Bewertung und Kritik zu

DIE ZAUBERFLÖTE
von Wolfgang Amadeus Mozart
Regie: Barrie Kosky & Suzanne Andrade 
Premiere: 3. Oktober 2020 
Staatsoper Stuttgart

Zum Inhalt: Generation Change? Alle jungen Menschen müssen ja irgendwie ihren Platz im Leben und in der Welt finden. Und dass das nicht immer ganz einfach ist und selten ohne Reibungen abläuft, wissen Kinder wie Eltern gleichermaßen. Mozarts letzte Oper, Die Zauberflöte, ist in der Hinsicht eigentlich die ideale Familiengeschichte: Eine neue Generation macht erste Schritte in einer neuen Welt, doch einfach nachmachen geht nicht. Die Antworten muss die Jugend nämlich selbst finden, die überlebensgroßen, uneindeutigen Elternfiguren dienen kaum als unhinterfragbares Vorbild – die Königin der Nacht: rachsüchtige Furie, oder liebende und besorgte Mutter?
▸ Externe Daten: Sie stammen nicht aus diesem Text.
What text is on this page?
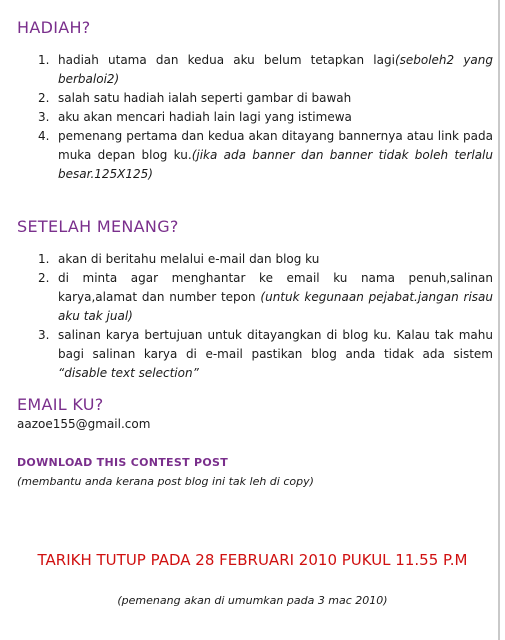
HADIAH?
1. hadiah utama dan kedua aku belum tetapkan lagi(seboleh2 yang berbaloi2)
2. salah satu hadiah ialah seperti gambar di bawah
3. aku akan mencari hadiah lain lagi yang istimewa
4. pemenang pertama dan kedua akan ditayang bannernya atau link pada muka depan blog ku.(jika ada banner dan banner tidak boleh terlalu besar.125X125)
SETELAH MENANG?
1. akan di beritahu melalui e-mail dan blog ku
2. di minta agar menghantar ke email ku nama penuh,salinan karya,alamat dan number tepon (untuk kegunaan pejabat.jangan risau aku tak jual)
3. salinan karya bertujuan untuk ditayangkan di blog ku. Kalau tak mahu bagi salinan karya di e-mail pastikan blog anda tidak ada sistem “disable text selection”
EMAIL KU?
aazoe155@gmail.com
DOWNLOAD THIS CONTEST POST
(membantu anda kerana post blog ini tak leh di copy)
TARIKH TUTUP PADA 28 FEBRUARI 2010 PUKUL 11.55 P.M
(pemenang akan di umumkan pada 3 mac 2010)
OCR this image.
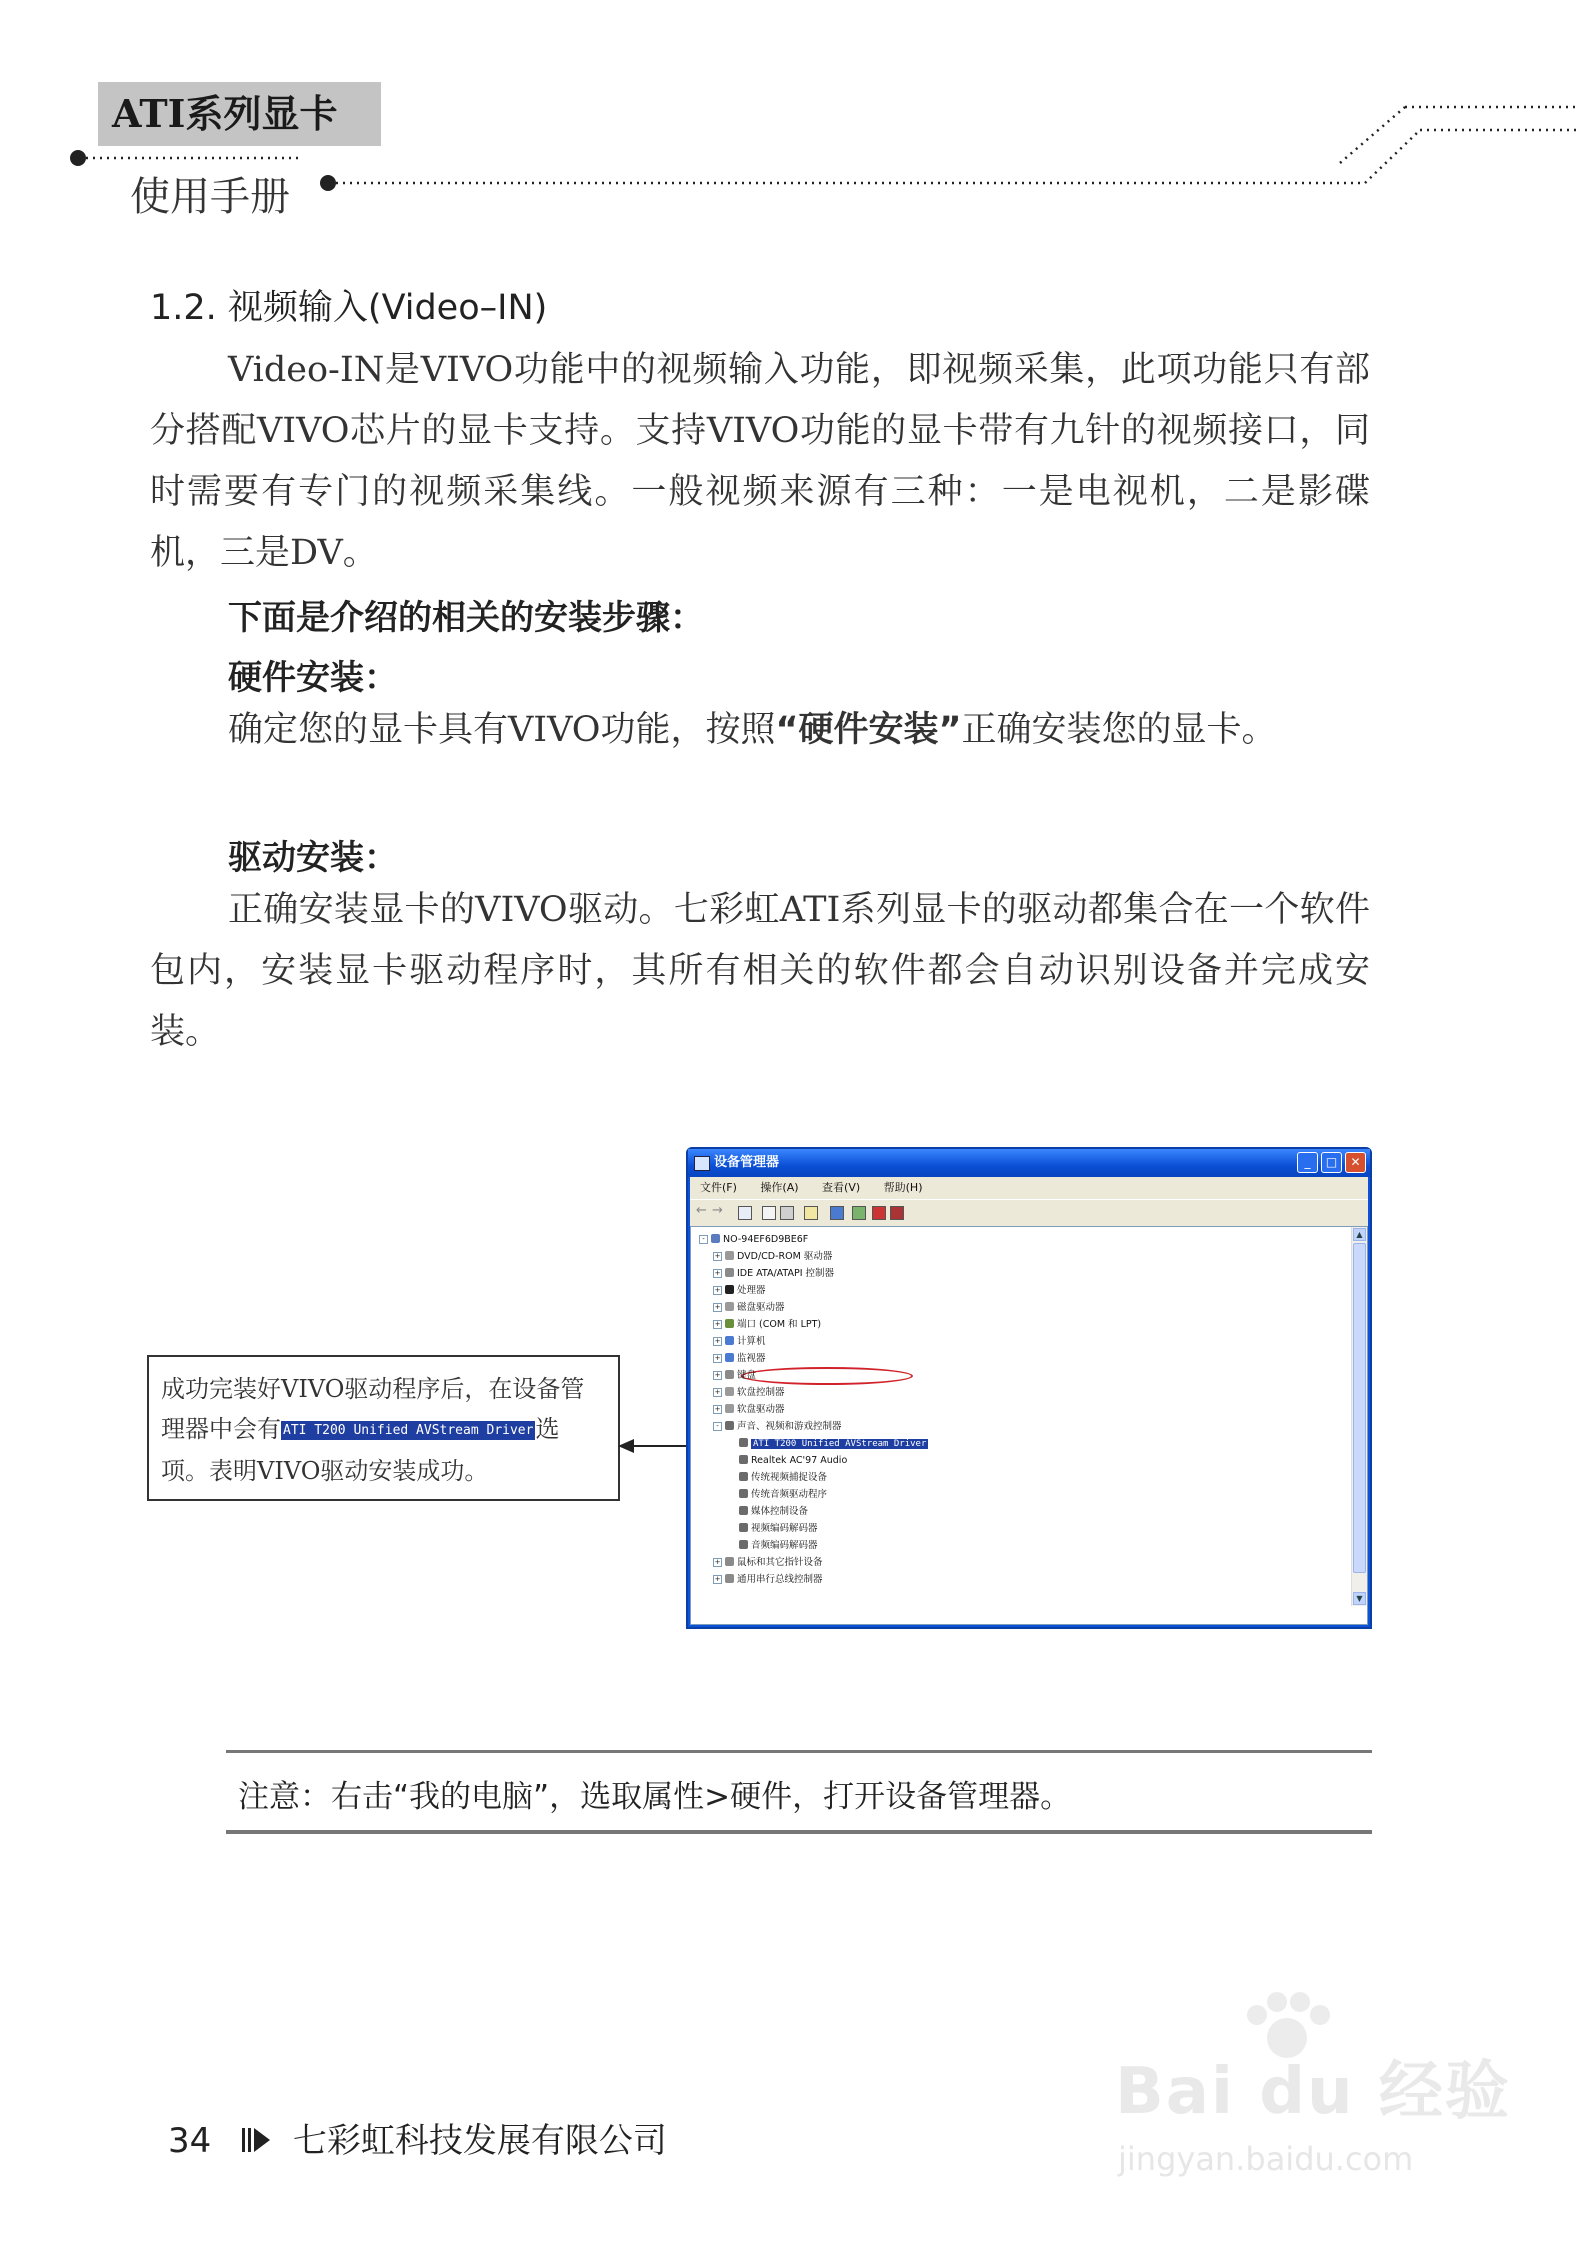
ATI系列显卡
使用手册
1.2. 视频输入(Video–IN)
Video-IN是VIVO功能中的视频输入功能，即视频采集，此项功能只有部分搭配VIVO芯片的显卡支持。支持VIVO功能的显卡带有九针的视频接口，同时需要有专门的视频采集线。一般视频来源有三种：一是电视机，二是影碟机，三是DV。
下面是介绍的相关的安装步骤：
硬件安装：
确定您的显卡具有VIVO功能，按照“硬件安装”正确安装您的显卡。
驱动安装：
正确安装显卡的VIVO驱动。七彩虹ATI系列显卡的驱动都集合在一个软件包内，安装显卡驱动程序时，其所有相关的软件都会自动识别设备并完成安装。
成功完装好VIVO驱动程序后，在设备管理器中会有 ATI T200 Unified AVStream Driver选项。表明VIVO驱动安装成功。
设备管理器	_	□	✕
文件(F) 操作(A) 查看(V) 帮助(H)
← →
▲
▼
- NO-94EF6D9BE6F
+ DVD/CD-ROM 驱动器
+ IDE ATA/ATAPI 控制器
+ 处理器
+ 磁盘驱动器
+ 端口 (COM 和 LPT)
+ 计算机
+ 监视器
+ 键盘
+ 软盘控制器
+ 软盘驱动器
- 声音、视频和游戏控制器
ATI T200 Unified AVStream Driver
Realtek AC'97 Audio
传统视频捕捉设备
传统音频驱动程序
媒体控制设备
视频编码解码器
音频编码解码器
+ 鼠标和其它指针设备
+ 通用串行总线控制器
注意：右击“我的电脑”，选取属性>硬件，打开设备管理器。
34 七彩虹科技发展有限公司
Bai du 经验
jingyan.baidu.com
Sarastro: die gute, gerechte Autorität, oder ein Frauenfeind und Fortschrittsverhinderer? Erst auf sich alleine gestellt finden Pamina und Tamino, Papageno und Papagena die benötigten Antworten und es lüftet sich wahrscheinlich auch für Eltern wie Kinder im Saal der Schleier vom märchenhaften Mysterien- und Einweihungsspiel: Wo wir nicht von unseren eigenen Erfahrungen ausgehend handeln und urteilen, reproduziert sich nur die Welt, wie sie schon gewesen ist (mit allem Schlechten, was dazugehört). Barrie Koskys legendäre und weitgereiste Zauberflöte, die er für die Komische Oper Berlin mit der britischen Theatertruppe „1927“ entwickelt hat, macht aus Mozarts Oper einen rasanten Spaß in Rückgriff auf Stummfilmzitate und die Ästhetik der Kabaretts der Weimarer Republik. Jetzt auch in Stuttgart mit unserem Ensemble – in einer eigenen, neu erarbeiteten Fassung!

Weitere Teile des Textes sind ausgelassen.